The anti-vascular endothelial growth factor drugs ranibizumab and aflibercept, used to treat vision loss from diabetic macular edema (DME), and approximately 20 to 30 times more expensive than bevacizumab, are not cost-effective for treatment of DME compared to bevacizumab unless their prices decrease substantially, according to a study published online by JAMA Ophthalmology. Anti-vascular endothelial growth factor (VEGF) medicines have revolutionized DME treatment. A recent randomized clinical trial comparing anti-VEGF agents for patients with decreased vision from DME found that at 1 year, aflibercept (2.0 mg) achieved better visual outcomes than repackaged (compounded) bevacizumab (1.25 mg) or ranibizumab (0.3 mg); the worse the starting vision, the greater the treatment benefit with aflibercept.  On the basis of 2015 costs, aflibercept was $1,850, ranibizumab, $1,170, and repackaged (compounded) bevacizumab, approximately $60 per dose. Considering that these medicines may be given 9 to 11 times in the first year of treatment and, on average, 17 times during 5 years, total costs can be substantial. In 2010, when these intravitreous agents were being used predominantly for age-related macular degeneration, ophthalmologic use of VEGF therapy cost approximately $2 billion or one-sixth of the entire Medicare Part B drug budget. In 2013, Medicare Part B expenditures for aflibercept and ranibizumab alone totaled $2.5 billion. “From a societal perspective, bevacizumab as first-line therapy for DME would confer the greatest value, along with substantial cost savings vs the other agents. One-year trial data were used to calculate cost-effectiveness for 1 year for the 3 anti-VEGF agents; mathematical modeling was then used to project 10-year cost-effectiveness results.

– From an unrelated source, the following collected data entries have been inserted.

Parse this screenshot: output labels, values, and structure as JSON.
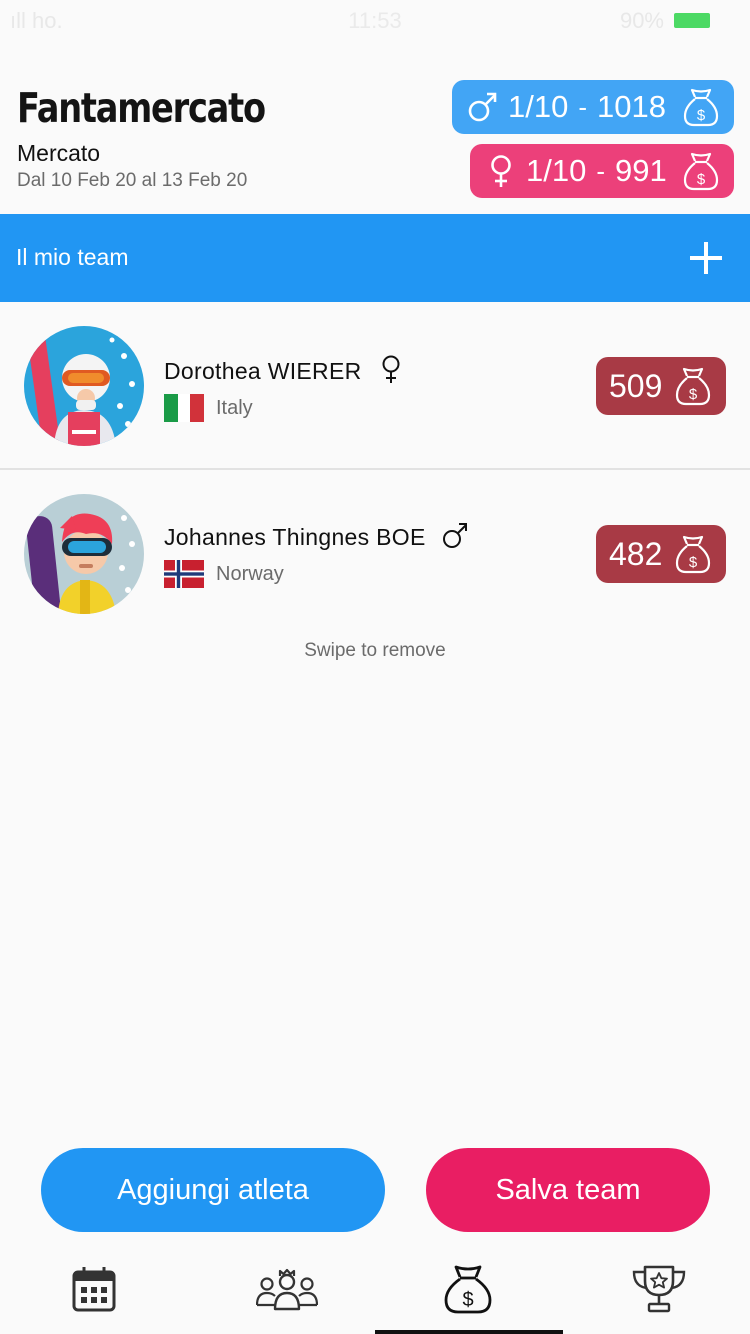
{
  "status_bar": {
    "carrier": "ıll ho.",
    "time": "11:53",
    "battery": "90%"
  },
  "header": {
    "title": "Fantamercato",
    "subtitle": "Mercato",
    "dates": "Dal 10 Feb 20 al 13 Feb 20"
  },
  "budgets": {
    "male": {
      "count": "1/10",
      "separator": "-",
      "amount": "1018"
    },
    "female": {
      "count": "1/10",
      "separator": "-",
      "amount": "991"
    }
  },
  "team_bar": {
    "label": "Il mio team"
  },
  "athletes": [
    {
      "name": "Dorothea WIERER",
      "gender": "female",
      "country": "Italy",
      "price": "509"
    },
    {
      "name": "Johannes Thingnes BOE",
      "gender": "male",
      "country": "Norway",
      "price": "482"
    }
  ],
  "hint": "Swipe to remove",
  "buttons": {
    "add_athlete": "Aggiungi atleta",
    "save_team": "Salva team"
  },
  "tabs": [
    "calendar-icon",
    "people-icon",
    "money-bag-icon",
    "trophy-icon"
  ],
  "colors": {
    "blue": "#2196f3",
    "pink": "#e91e63",
    "price": "#a83a45",
    "male_badge": "#42a5f5",
    "female_badge": "#ec407a"
  }
}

These results highlight the challenges that physicians, patients, and policymakers face when safety and efficacy results are at odds with cost-effectiveness results,” the researchers write.

JAMA Ophthalmol. Published online June 9, 2016.doi:10.1001/jamaophthalmol.2016.1669


paul_chousComment from Dr. Chous M.A., O.D. (advisory board): This issue has been brewing a long time, given the widespread use of these agents for both neovascular age-related macular degeneration (“wet” AMD) and now diabetes-related eye disease. Ranibizumab and aflibercept are the only two FDA drugs approved for diabetic macular edema (DME) and AMD, so many providers are reticent to use bevacizumab off-label out of liability concern. Two-year data from DRCR.net Protocol T, which compared all three agents head-to-head, showed no statistically significant difference in vision between aflibercept and ranibizumab, but aflibercept was statistically significantly better than bevacizumab (by a few letters on the eye chart). Two other things to note are that (1) there were more thromboembolic events (2.4 X APTC events) with ranibizumab, though events were few; (2) some patients who do not respond to Avastin (bevacizumab) do have a better response to one of the more expensive agents. My view is that patients should most often be started on the less expensive agent and switched to one of the more expensive agents only if there is demonstrated poor efficacy.